De l'autre Grand, l'URSS, nous avons vu venir de nouveaux livres de romanciers dont les noms nous deviennent lentement familiers, comme Paoustovski (la suite de l'Histoire d'une vie) ou Iouri Kazakow, mais le courant des échanges internationaux a été une fois de plus troublé par une affaire qui touche à la poésie plus qu'au roman, l'affaire Siniavski-Daniel. Il y a donc une littérature clandestine, et une censure ? On peut encourir une lourde peine de bagne pour un délit d'opinion ? « vous ne courez donc pas où vous voulez ? » Les circonstances d'une affaire de ce genre sont à peu près inimaginables aujourd'hui en Occident et elles jettent on ne sait quelle ombre sur la littérature soviétique. De son rocher, notre dernier très grand écrivain proscrit tonnait...

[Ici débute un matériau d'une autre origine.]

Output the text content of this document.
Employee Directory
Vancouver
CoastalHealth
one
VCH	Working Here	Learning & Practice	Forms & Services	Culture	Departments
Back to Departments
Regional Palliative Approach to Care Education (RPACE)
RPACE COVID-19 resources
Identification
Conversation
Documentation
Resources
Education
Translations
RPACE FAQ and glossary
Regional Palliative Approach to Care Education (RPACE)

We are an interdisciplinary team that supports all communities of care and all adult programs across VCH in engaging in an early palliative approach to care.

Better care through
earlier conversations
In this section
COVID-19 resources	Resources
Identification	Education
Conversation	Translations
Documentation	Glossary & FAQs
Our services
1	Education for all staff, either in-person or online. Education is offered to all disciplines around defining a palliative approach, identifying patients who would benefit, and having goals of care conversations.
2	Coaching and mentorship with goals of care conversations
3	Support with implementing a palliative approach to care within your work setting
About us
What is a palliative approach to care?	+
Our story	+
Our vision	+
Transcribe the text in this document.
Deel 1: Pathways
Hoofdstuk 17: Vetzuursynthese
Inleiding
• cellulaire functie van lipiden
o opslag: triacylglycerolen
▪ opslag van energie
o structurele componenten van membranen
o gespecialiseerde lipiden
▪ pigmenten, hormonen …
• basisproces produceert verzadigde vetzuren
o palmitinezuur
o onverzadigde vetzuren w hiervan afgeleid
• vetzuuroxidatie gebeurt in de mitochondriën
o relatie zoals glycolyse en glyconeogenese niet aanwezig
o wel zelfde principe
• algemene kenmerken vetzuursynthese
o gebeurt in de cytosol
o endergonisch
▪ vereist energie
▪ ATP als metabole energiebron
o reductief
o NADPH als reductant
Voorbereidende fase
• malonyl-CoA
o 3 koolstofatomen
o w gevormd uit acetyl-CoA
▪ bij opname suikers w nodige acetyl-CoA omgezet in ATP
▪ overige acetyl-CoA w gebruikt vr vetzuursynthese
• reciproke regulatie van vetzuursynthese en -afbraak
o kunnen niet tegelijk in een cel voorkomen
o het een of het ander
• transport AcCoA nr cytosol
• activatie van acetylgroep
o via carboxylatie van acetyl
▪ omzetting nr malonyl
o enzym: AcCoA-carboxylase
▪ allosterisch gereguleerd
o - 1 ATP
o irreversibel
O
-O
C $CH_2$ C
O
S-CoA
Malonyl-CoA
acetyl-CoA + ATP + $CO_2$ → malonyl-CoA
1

Du troisième grand enfin, l'un des plus remarquables succès de librairie du printemps a été aux Citations du président Mao Tsé-toung, mais ce n'est pas un roman, hélas ! et les traductions de livres littéraires chinois sont restées assez peu nombreuses et sans grand retentissement.

Angleterre et Allemagne

Les relations les plus suivies, comme d'ordinaire, ont été établies avec les grands voisins européens, l'Allemagne, l'Italie et l'Angleterre. Au théâtre, la saison 66-67 a été à Paris une grande saison de théâtre anglais contemporain. Dans l'ordre du roman, les traductions ont également été nombreuses : elles ont mis à notre disposition des œuvres récentes et aussi des ouvrages plus anciens propres à nous donner une meilleure connaissance d'auteurs récents et populaires, d'auteurs classiques et même d'auteurs rares ou mineurs (la collection Domaine anglais de Pierre Leyris).

Italie

De même pour la littérature italienne, quelques auteurs, comme Dino Buzzati, par exemple, dont on a traduit un nouveau recueil de nouvelles, se font une place sûre parmi nos amis. On continue à traduire Vittorini ou Pavese, et pour les Italiens, pour les Allemands, une Europe se fait en somme, c'est-à-dire que nous ne cherchons plus la couleur locale ou le pittoresque géographique ou historique, mais peut-être davantage ce qui nous rapproche que ce qui nous sépare. La vision conventionnelle des peuples et de leur caractère s'efface peu à peu pour les lecteurs comme pour les voyageurs de plus en plus nombreux : un Pavese est un homme de ce temps, avec les problèmes privés ou politiques de tous les hommes de ce temps.

Amérique latine

Nous avons pu lire aussi d'assez nombreuses traductions d'ouvrages publiés en Amérique latine, de Miguel Asturias, d'Alejo Carpentier, de J.L. Borgès enfin, encyclopédiste et encyclopédiste du ciel, de la terre et de l'enfer, écrivain enraciné dans son continent, mais écrivain universel aussi par la prodigieuse étendue de la culture, et peut-être plus encore par la singularité, le détachement du point de vue spirituel qui est le sien : c'est un écrivain métaphysique, un peu au sens où l'on parle des poètes métaphysiques anglais, le premier conteur métaphysique mondial.

Tiers monde

Il faudrait rassembler aussi, romans, mais encore témoignages, essais, confessions, poèmes, les textes qui nous viennent du tiers monde, de tous les tiers mondes de la faim et de l'esclavage. Les nations de toute la terre commencent à parler, et il est juste et bon que leurs paroles trouvent un écho en français : littérature qui crève toute sophistication littéraire, qui nous ramène en deçà peut-être, mais dans un monde élémentaire que nous ne pouvons pas éliminer par le dédain intellectuel.